Carl Wilson:

For a century or more, sentimentality has been the cardinal aesthetic sin. To say a work of art is sentimental is perforce to damn it. To be sentimental is to be kitsch, phony, exaggerated, manipulative, self-indulgent, hypocritical, cheap and clichéd. It is the art of religious dupes, conservative apologists and corporate stooges. As kitsch, it is likened to fascist or Stalinist propaganda by Milan Kundera, Clement Greenberg, Harold Rosenberg, Dwight MacDonald and of course Theodor Adorno. The German novelist Hermann Broch wrote,”The producer of kitsch does not produce ‘bad’ art….It is not quite impossible to assess him according to aesthetic criteria; rather he should be judged as an ethically base being, a malefactor who profoundly desires evil.” The punk sneer pronounces the same verdict.
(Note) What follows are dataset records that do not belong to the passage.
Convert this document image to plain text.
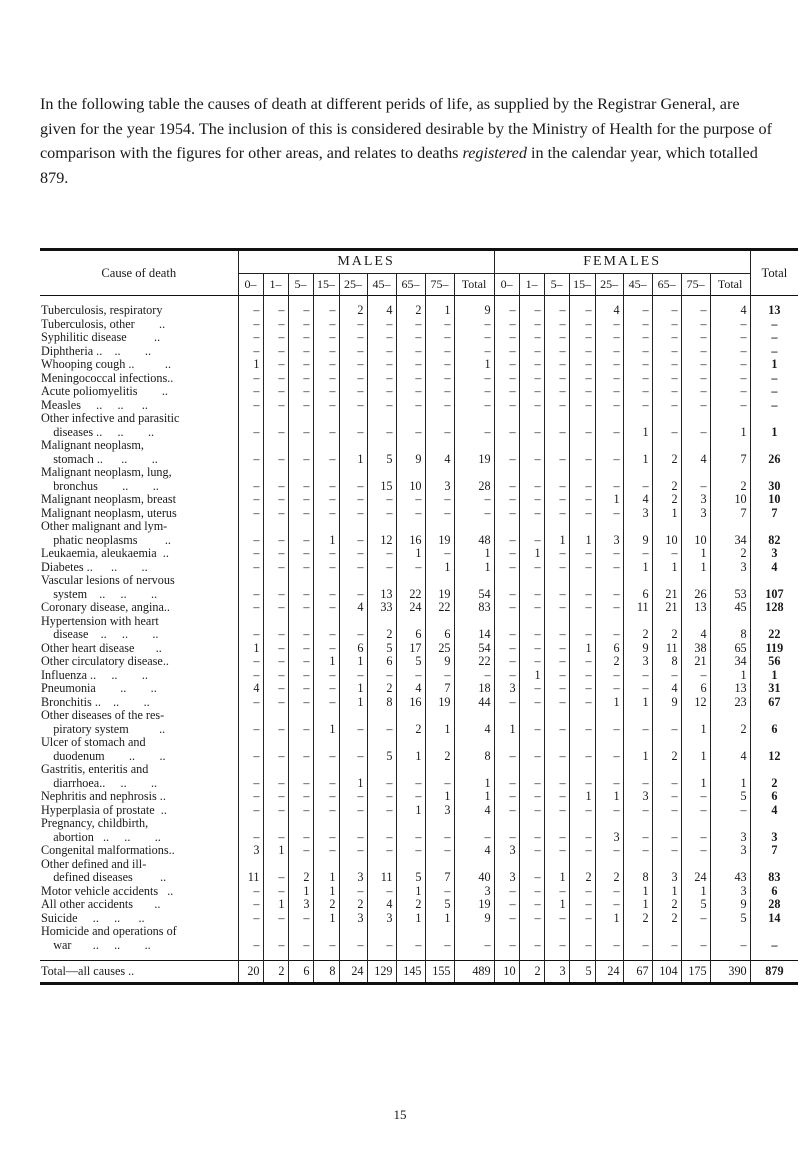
In the following table the causes of death at different perids of life, as supplied by the Registrar General, are given for the year 1954. The inclusion of this is considered desirable by the Ministry of Health for the purpose of comparison with the figures for other areas, and relates to deaths registered in the calendar year, which totalled 879.

Cause of death	MALES									FEMALES									Total
	0–	1–	5–	15–	25–	45–	65–	75–	Total	0–	1–	5–	15–	25–	45–	65–	75–	Total	

Tuberculosis, respiratory	–	–	–	–	2	4	2	1	9	–	–	–	–	4	–	–	–	4	13
Tuberculosis, other        ..	–	–	–	–	–	–	–	–	–	–	–	–	–	–	–	–	–	–	–
Syphilitic disease         ..	–	–	–	–	–	–	–	–	–	–	–	–	–	–	–	–	–	–	–
Diphtheria ..    ..        ..	–	–	–	–	–	–	–	–	–	–	–	–	–	–	–	–	–	–	–
Whooping cough ..          ..	1	–	–	–	–	–	–	–	1	–	–	–	–	–	–	–	–	–	1
Meningococcal infections..	–	–	–	–	–	–	–	–	–	–	–	–	–	–	–	–	–	–	–
Acute poliomyelitis        ..	–	–	–	–	–	–	–	–	–	–	–	–	–	–	–	–	–	–	–
Measles     ..     ..      ..	–	–	–	–	–	–	–	–	–	–	–	–	–	–	–	–	–	–	–
Other infective and parasitic																			
 diseases ..     ..        ..	–	–	–	–	–	–	–	–	–	–	–	–	–	–	1	–	–	1	1
Malignant neoplasm,																			
 stomach ..      ..        ..	–	–	–	–	1	5	9	4	19	–	–	–	–	–	1	2	4	7	26
Malignant neoplasm, lung,																			
 bronchus        ..        ..	–	–	–	–	–	15	10	3	28	–	–	–	–	–	–	2	–	2	30
Malignant neoplasm, breast	–	–	–	–	–	–	–	–	–	–	–	–	–	1	4	2	3	10	10
Malignant neoplasm, uterus	–	–	–	–	–	–	–	–	–	–	–	–	–	–	3	1	3	7	7
Other malignant and lym-																			
 phatic neoplasms         ..	–	–	–	1	–	12	16	19	48	–	–	1	1	3	9	10	10	34	82
Leukaemia, aleukaemia  ..	–	–	–	–	–	–	1	–	1	–	1	–	–	–	–	–	1	2	3
Diabetes ..      ..        ..	–	–	–	–	–	–	–	1	1	–	–	–	–	–	1	1	1	3	4
Vascular lesions of nervous																			
 system    ..     ..        ..	–	–	–	–	–	13	22	19	54	–	–	–	–	–	6	21	26	53	107
Coronary disease, angina..	–	–	–	–	4	33	24	22	83	–	–	–	–	–	11	21	13	45	128
Hypertension with heart																			
 disease    ..     ..        ..	–	–	–	–	–	2	6	6	14	–	–	–	–	–	2	2	4	8	22
Other heart disease       ..	1	–	–	–	6	5	17	25	54	–	–	–	1	6	9	11	38	65	119
Other circulatory disease..	–	–	–	1	1	6	5	9	22	–	–	–	–	2	3	8	21	34	56
Influenza ..     ..        ..	–	–	–	–	–	–	–	–	–	–	1	–	–	–	–	–	–	1	1
Pneumonia        ..        ..	4	–	–	–	1	2	4	7	18	3	–	–	–	–	–	4	6	13	31
Bronchitis ..    ..        ..	–	–	–	–	1	8	16	19	44	–	–	–	–	1	1	9	12	23	67
Other diseases of the res-																			
 piratory system          ..	–	–	–	1	–	–	2	1	4	1	–	–	–	–	–	–	1	2	6
Ulcer of stomach and																			
 duodenum        ..        ..	–	–	–	–	–	5	1	2	8	–	–	–	–	–	1	2	1	4	12
Gastritis, enteritis and																			
 diarrhoea..     ..        ..	–	–	–	–	1	–	–	–	1	–	–	–	–	–	–	–	1	1	2
Nephritis and nephrosis ..	–	–	–	–	–	–	–	1	1	–	–	–	1	1	3	–	–	5	6
Hyperplasia of prostate  ..	–	–	–	–	–	–	1	3	4	–	–	–	–	–	–	–	–	–	4
Pregnancy, childbirth,																			
 abortion   ..     ..        ..	–	–	–	–	–	–	–	–	–	–	–	–	–	3	–	–	–	3	3
Congenital malformations..	3	1	–	–	–	–	–	–	4	3	–	–	–	–	–	–	–	3	7
Other defined and ill-																			
 defined diseases         ..	11	–	2	1	3	11	5	7	40	3	–	1	2	2	8	3	24	43	83
Motor vehicle accidents   ..	–	–	1	1	–	–	1	–	3	–	–	–	–	–	1	1	1	3	6
All other accidents       ..	–	1	3	2	2	4	2	5	19	–	–	1	–	–	1	2	5	9	28
Suicide     ..     ..      ..	–	–	–	1	3	3	1	1	9	–	–	–	–	1	2	2	–	5	14
Homicide and operations of																			
 war       ..     ..        ..	–	–	–	–	–	–	–	–	–	–	–	–	–	–	–	–	–	–	–

Total—all causes ..	20	2	6	8	24	129	145	155	489	10	2	3	5	24	67	104	175	390	879
15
“Subversion” today is sentimentality’s inverse: It is nearly always a term of approval. To show the subversiveness of a song, TV show, or movie is tantamount to validating it, not just in pop criticism but in academic scholarship. What is subversive? Transgression, satire, idiosyncrasy, radicalism, asserting a minority identity, throwing noise into the signal, upending convention, generally mitigating for change. But as social critic Thomas Frank has long argued, today those are values promoted by advertising, corporate-management gurus and high-tech entrepreneurs. Canadian authors Joseph Heath and Andrew Potter’s entertaining polemic The Rebel Sells adds that anticonformist impulses are the octane of consumerism, seeking the cutting edge, the very soul of Bourdieuvian distinction, whether in designer couture, organic cuisine or “uncommodified” culture.